Le réseau de marchands associés de Canadian Tire compte pas moins de 490 magasins à l’échelle nationale peut-on lire sur le site internet de l’entreprise. Il est même précisé que 90 % des résidences familiales au Canada sont situés à moins de 10 minutes d’un magasin Canadian Tire. « Je dois me conformer aux normes imposées aux fournisseurs comme souscrire à une assurance et aussi inscrire un code-barre pour chaque leurre de pêche qui sera vendue en plus de respecter les normes d’emballage, de facturation et de livraison », indique celui qui peut passer plus de 10 heures par jour à fabriquer des mouches de pêche.
Jean Gagnon approvisionne plusieurs boutiques de pêche dans la région et connaît beaucoup de succès avec ses crevettes lumineuses qui sont utilisées pour la pêche sous la glace. « Sur les glaces de La Baie, c’est une véritable folie, le commerçant Rémi Aubin de l’Accomodation des 21 me commande des leurres par centaine, ça n’arrête pas », assure le passionné de pêche.

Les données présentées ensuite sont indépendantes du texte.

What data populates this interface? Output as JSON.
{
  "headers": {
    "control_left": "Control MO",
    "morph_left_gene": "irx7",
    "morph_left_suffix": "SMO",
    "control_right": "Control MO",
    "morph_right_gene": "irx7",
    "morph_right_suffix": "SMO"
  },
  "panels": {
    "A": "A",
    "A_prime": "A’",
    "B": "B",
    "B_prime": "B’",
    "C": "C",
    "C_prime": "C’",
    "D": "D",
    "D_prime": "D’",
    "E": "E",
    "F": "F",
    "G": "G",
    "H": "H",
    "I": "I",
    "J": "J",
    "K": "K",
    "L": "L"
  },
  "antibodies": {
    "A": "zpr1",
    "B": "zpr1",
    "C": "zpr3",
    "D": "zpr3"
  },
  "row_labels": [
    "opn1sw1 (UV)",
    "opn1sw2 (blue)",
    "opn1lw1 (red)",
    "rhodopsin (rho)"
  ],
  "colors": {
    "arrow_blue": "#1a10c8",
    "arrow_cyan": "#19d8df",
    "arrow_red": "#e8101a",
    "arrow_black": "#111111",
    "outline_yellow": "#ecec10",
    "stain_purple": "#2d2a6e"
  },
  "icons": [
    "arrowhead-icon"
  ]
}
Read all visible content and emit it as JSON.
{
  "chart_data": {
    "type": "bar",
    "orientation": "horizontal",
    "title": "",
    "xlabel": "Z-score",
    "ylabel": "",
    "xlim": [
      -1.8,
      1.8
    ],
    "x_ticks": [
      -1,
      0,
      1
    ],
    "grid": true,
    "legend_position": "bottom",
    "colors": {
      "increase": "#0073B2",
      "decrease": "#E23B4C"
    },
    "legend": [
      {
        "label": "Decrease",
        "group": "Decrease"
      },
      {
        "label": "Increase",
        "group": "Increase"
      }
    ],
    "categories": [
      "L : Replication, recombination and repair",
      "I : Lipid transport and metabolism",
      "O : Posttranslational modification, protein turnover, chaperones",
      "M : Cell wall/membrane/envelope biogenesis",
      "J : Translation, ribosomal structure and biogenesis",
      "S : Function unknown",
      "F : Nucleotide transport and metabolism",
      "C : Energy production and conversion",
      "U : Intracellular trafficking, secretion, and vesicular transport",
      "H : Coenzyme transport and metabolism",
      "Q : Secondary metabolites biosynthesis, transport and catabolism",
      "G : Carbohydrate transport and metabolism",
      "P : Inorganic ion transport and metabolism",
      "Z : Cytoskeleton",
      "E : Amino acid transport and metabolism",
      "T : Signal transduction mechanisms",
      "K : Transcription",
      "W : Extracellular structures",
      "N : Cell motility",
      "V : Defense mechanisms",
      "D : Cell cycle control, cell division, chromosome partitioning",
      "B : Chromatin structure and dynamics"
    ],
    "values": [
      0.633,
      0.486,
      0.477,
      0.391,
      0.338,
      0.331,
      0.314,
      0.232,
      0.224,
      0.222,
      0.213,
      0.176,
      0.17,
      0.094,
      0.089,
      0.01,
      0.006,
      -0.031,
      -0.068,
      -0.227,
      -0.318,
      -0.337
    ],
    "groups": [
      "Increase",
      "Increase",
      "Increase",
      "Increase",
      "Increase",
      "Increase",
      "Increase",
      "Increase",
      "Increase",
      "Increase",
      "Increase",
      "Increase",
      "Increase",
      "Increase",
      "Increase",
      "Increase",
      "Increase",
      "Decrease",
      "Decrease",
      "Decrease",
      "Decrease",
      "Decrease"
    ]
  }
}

« Il faut être un mordu de la pêche pour inventer des leurres. Quand j’ai imaginé le Streamnag non pas en observant le comportement des poissons qu’on veut capturer, mais en observant les menés. C’est pour ça que mes leurres peuvent plonger jusqu’à une profondeur de 18 pouces (45cm) pouvant être lancés près des berges », explique celui qui offre également les services de réparation de canne à pêche et de moulinet dans son atelier.
Le fabricant d’articles de pêche a élaboré des moules pour fondre des marcheurs de fond en plomb et une plieuse à métaux pour les palettes installées sur les Streamnag. Les murs de son atelier sont placardés de cannes à pêche en réparation, de plumes de toutes sortes de poils d’animaux à fourrure. « Ici ce sont des peaux de sangliers en rut, les poils s’effilochent à l’extrémité et ça me permet de fabriquer des éphémères avec une queue ouverte », explique-t-il en faisant visiter son atelier.
Un peu à l’image de Lauri Rapala qui a gossé dans son garage des poissons-nageurs dans du liège pour imiter des poissons blessés, Jean Gagnon peut se mettre à rêver de produire ses créations à grande échelle.